How Much Protein You Actually Need
The standard protein recommendation for adults (about 0.8 grams per kilogram of body weight per day) is not enough for older adults trying to preserve muscle. Current guidelines from multiple geriatric nutrition groups recommend 1.0 to 1.2 grams per kilogram per day for healthy older adults, and more than 1.2 grams per kilogram per day if you already have sarcopenia or are frail. For a 70-kilogram (154-pound) person, that means aiming for at least 70 to 84 grams of protein daily, and potentially more.
Spreading protein across meals matters as much as the total amount. Because of anabolic resistance, older muscles need a higher threshold of protein at each meal to trigger the repair process. Eating 25 to 30 grams of protein per meal is generally more effective than eating most of your protein at dinner, which is a common pattern. High-quality sources that contain all essential amino acids, like eggs, dairy, fish, poultry, and soy, are most effective at stimulating muscle synthesis.
Resistance Training Is the Strongest Intervention
Exercise, specifically resistance training, is the single most effective tool against sarcopenia. It directly counteracts anabolic resistance by forcing muscle cells to respond to mechanical stress, partially restoring the blunted signaling that aging causes.
Recent meta-analyses looking at the best dose for sarcopenic older adults found that training twice a week produced significant improvements in grip strength and physical performance scores. Surprisingly, training three times a week did not produce additional benefits and in some analyses showed slightly diminished returns for grip strength. This may reflect the longer recovery time older muscles need between sessions.

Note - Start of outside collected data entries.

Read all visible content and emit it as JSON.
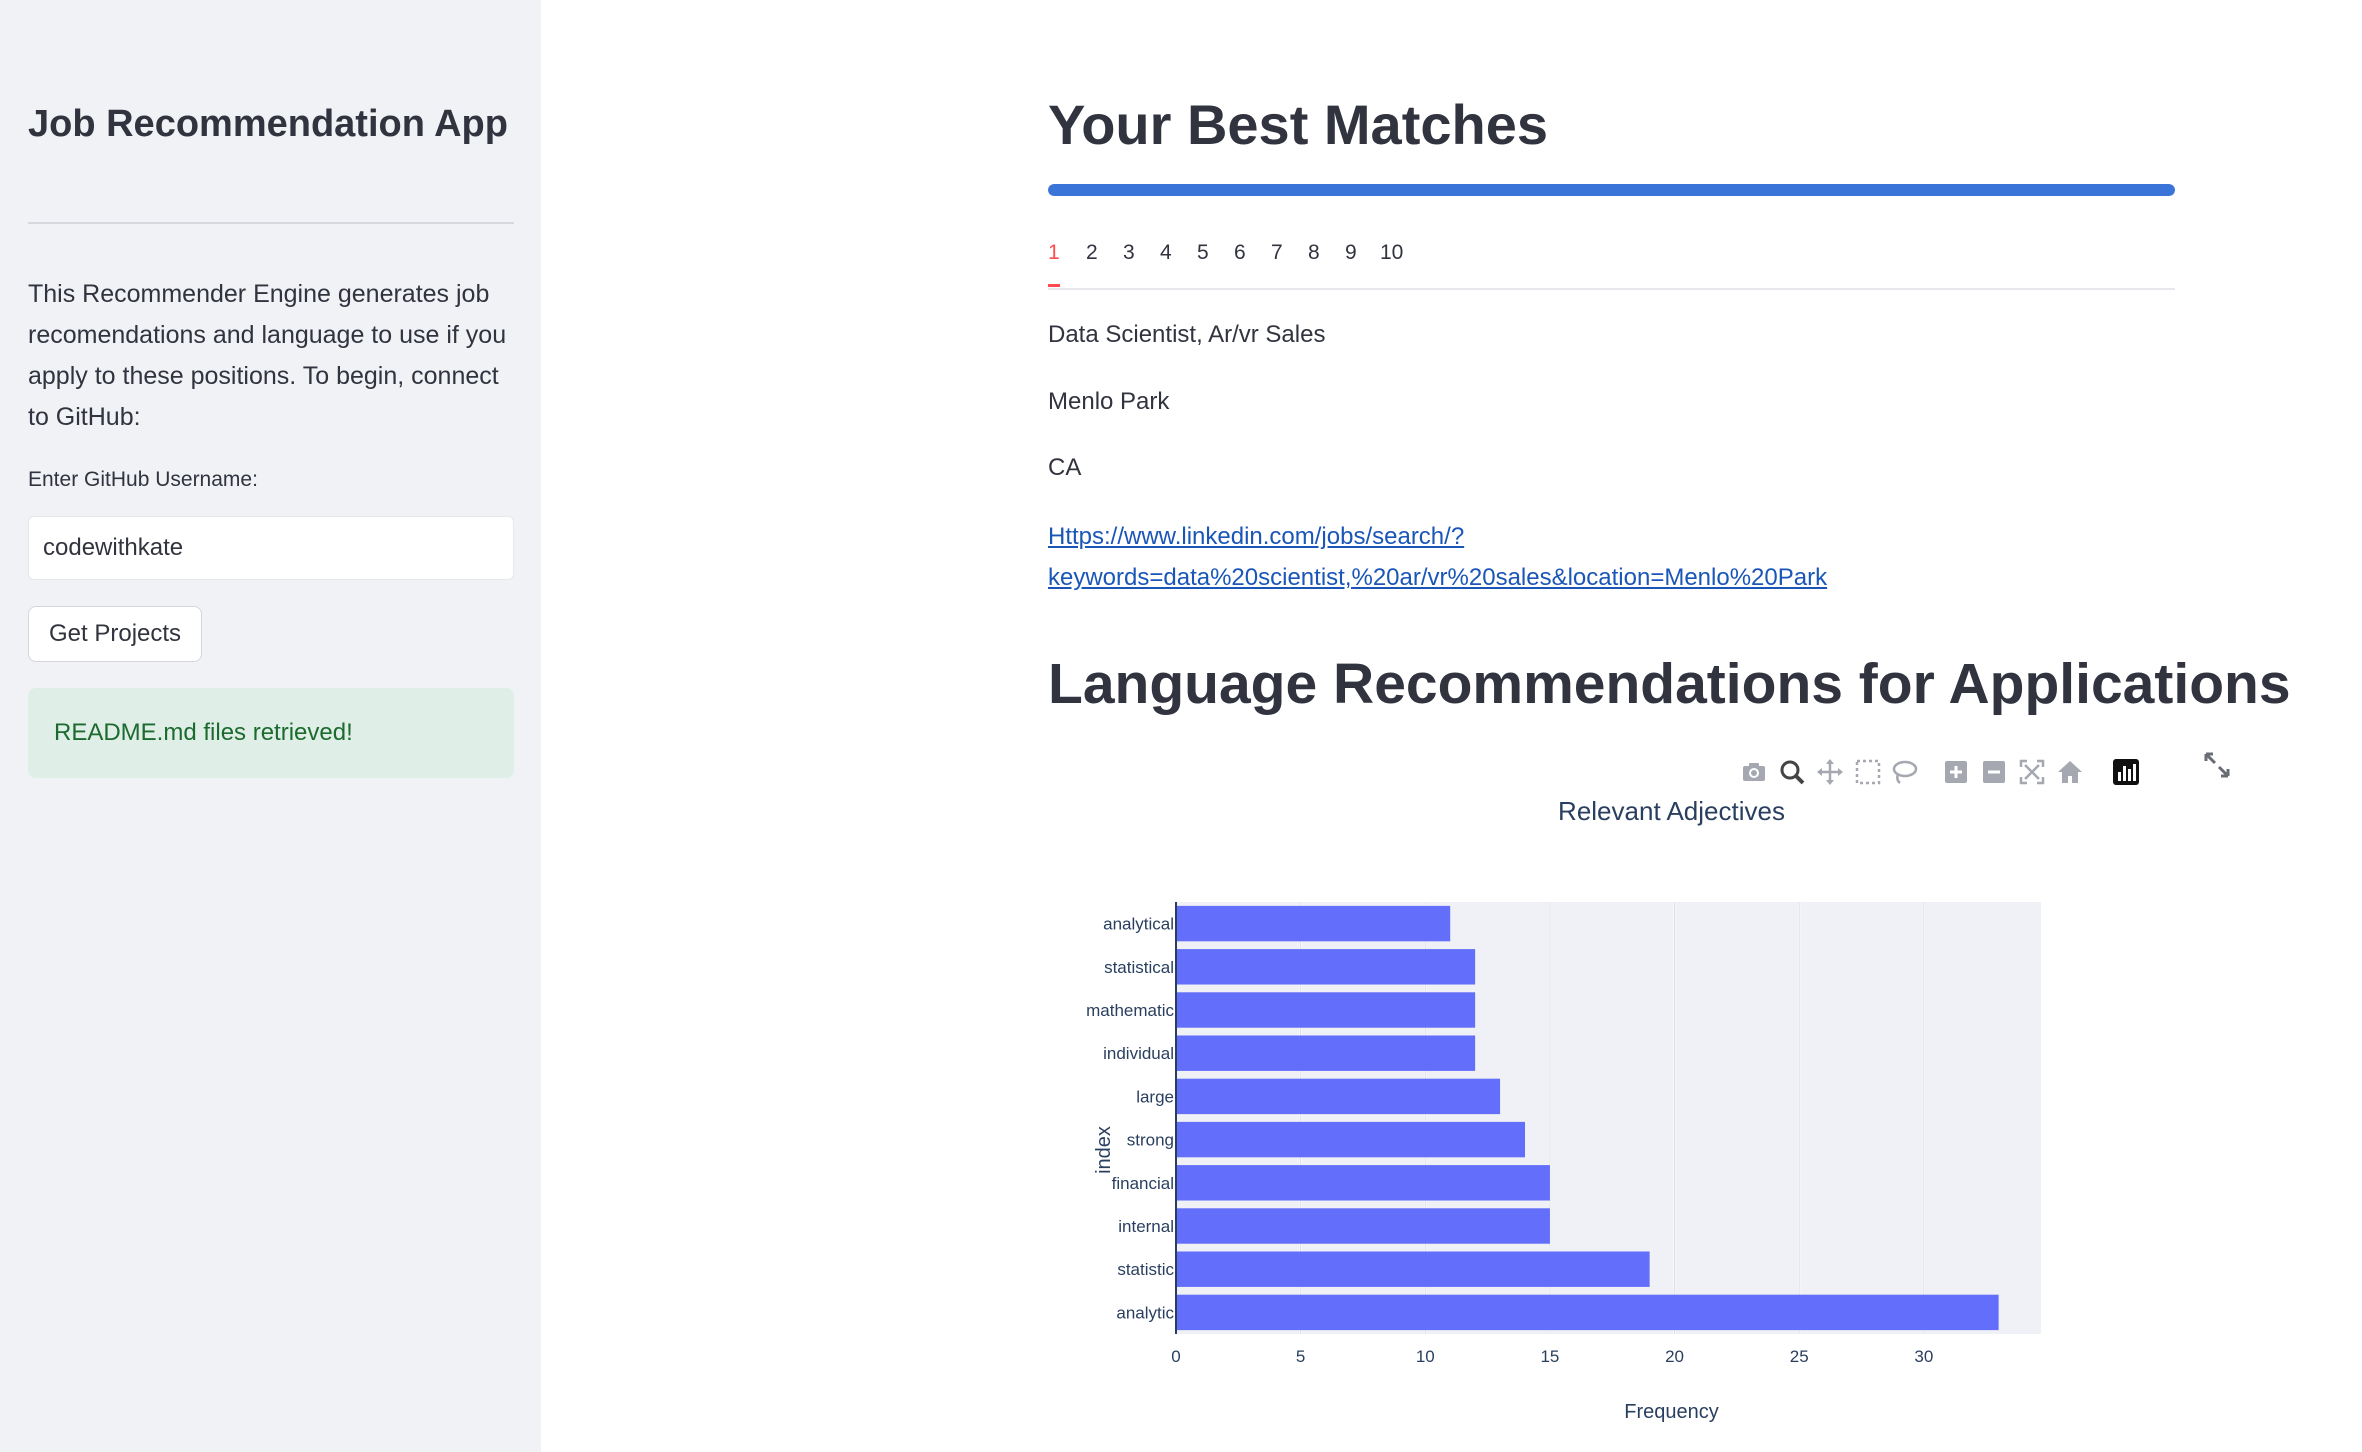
{
  "sidebar": {
    "title": "Job Recommendation App",
    "description": "This Recommender Engine generates job recomendations and language to use if you apply to these positions. To begin, connect to GitHub:",
    "username_label": "Enter GitHub Username:",
    "username_value": "codewithkate",
    "get_projects_label": "Get Projects",
    "success_message": "README.md files retrieved!"
  },
  "main": {
    "title": "Your Best Matches",
    "progress_value": 1.0,
    "tabs": [
      "1",
      "2",
      "3",
      "4",
      "5",
      "6",
      "7",
      "8",
      "9",
      "10"
    ],
    "active_tab": "1",
    "job": {
      "title": "Data Scientist, Ar/vr Sales",
      "city": "Menlo Park",
      "state": "CA",
      "link_line1": "Https://www.linkedin.com/jobs/search/?",
      "link_line2": "keywords=data%20scientist,%20ar/vr%20sales&location=Menlo%20Park"
    },
    "section_title": "Language Recommendations for Applications"
  },
  "modebar": {
    "icons": [
      "camera-icon",
      "zoom-icon",
      "pan-icon",
      "box-select-icon",
      "lasso-select-icon",
      "zoom-in-icon",
      "zoom-out-icon",
      "autoscale-icon",
      "reset-axes-icon",
      "plotly-logo-icon"
    ],
    "expand_icon": "fullscreen-icon"
  },
  "chart_data": {
    "type": "bar",
    "orientation": "horizontal",
    "title": "Relevant Adjectives",
    "xlabel": "Frequency",
    "ylabel": "index",
    "categories": [
      "analytical",
      "statistical",
      "mathematic",
      "individual",
      "large",
      "strong",
      "financial",
      "internal",
      "statistic",
      "analytic"
    ],
    "values": [
      11,
      12,
      12,
      12,
      13,
      14,
      15,
      15,
      19,
      33
    ],
    "xlim": [
      0,
      34.7
    ],
    "xticks": [
      0,
      5,
      10,
      15,
      20,
      25,
      30
    ],
    "bar_color": "#636efa",
    "plot_bg": "#eff1f6",
    "grid": true
  }
}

Intensity also matters, but more isn’t necessarily better. Moderate-intensity resistance training, where the effort feels “somewhat hard” but not exhausting, outperformed higher-intensity training for grip strength improvements in sarcopenic older adults. This is encouraging because moderate intensity is more sustainable, less intimidating for people new to exercise, and carries a lower injury risk. Practical examples include bodyweight squats, wall push-ups, seated rows with resistance bands, and leg presses at manageable loads.
The combination of adequate protein intake and regular resistance training works better than either approach alone. Protein provides the raw materials, and resistance exercise activates the machinery to use them. For someone already experiencing sarcopenia, this pairing is the foundation of any management plan, with the added benefits of improved balance, bone density, and confidence in daily movement.
Sarcopenic Obesity: A Hidden Overlap
If you carry excess body fat while also losing muscle, standard weight loss advice can actually make things worse. Calorie restriction without resistance training tends to accelerate muscle loss alongside fat loss, deepening the sarcopenia. The approach for sarcopenic obesity is different: maintain a modest calorie deficit if needed, prioritize high protein intake, and emphasize resistance exercise to preserve and build muscle while reducing fat. Body weight on the scale is a poor guide here. What matters is the ratio of muscle to fat, which requires a body composition assessment to track meaningfully.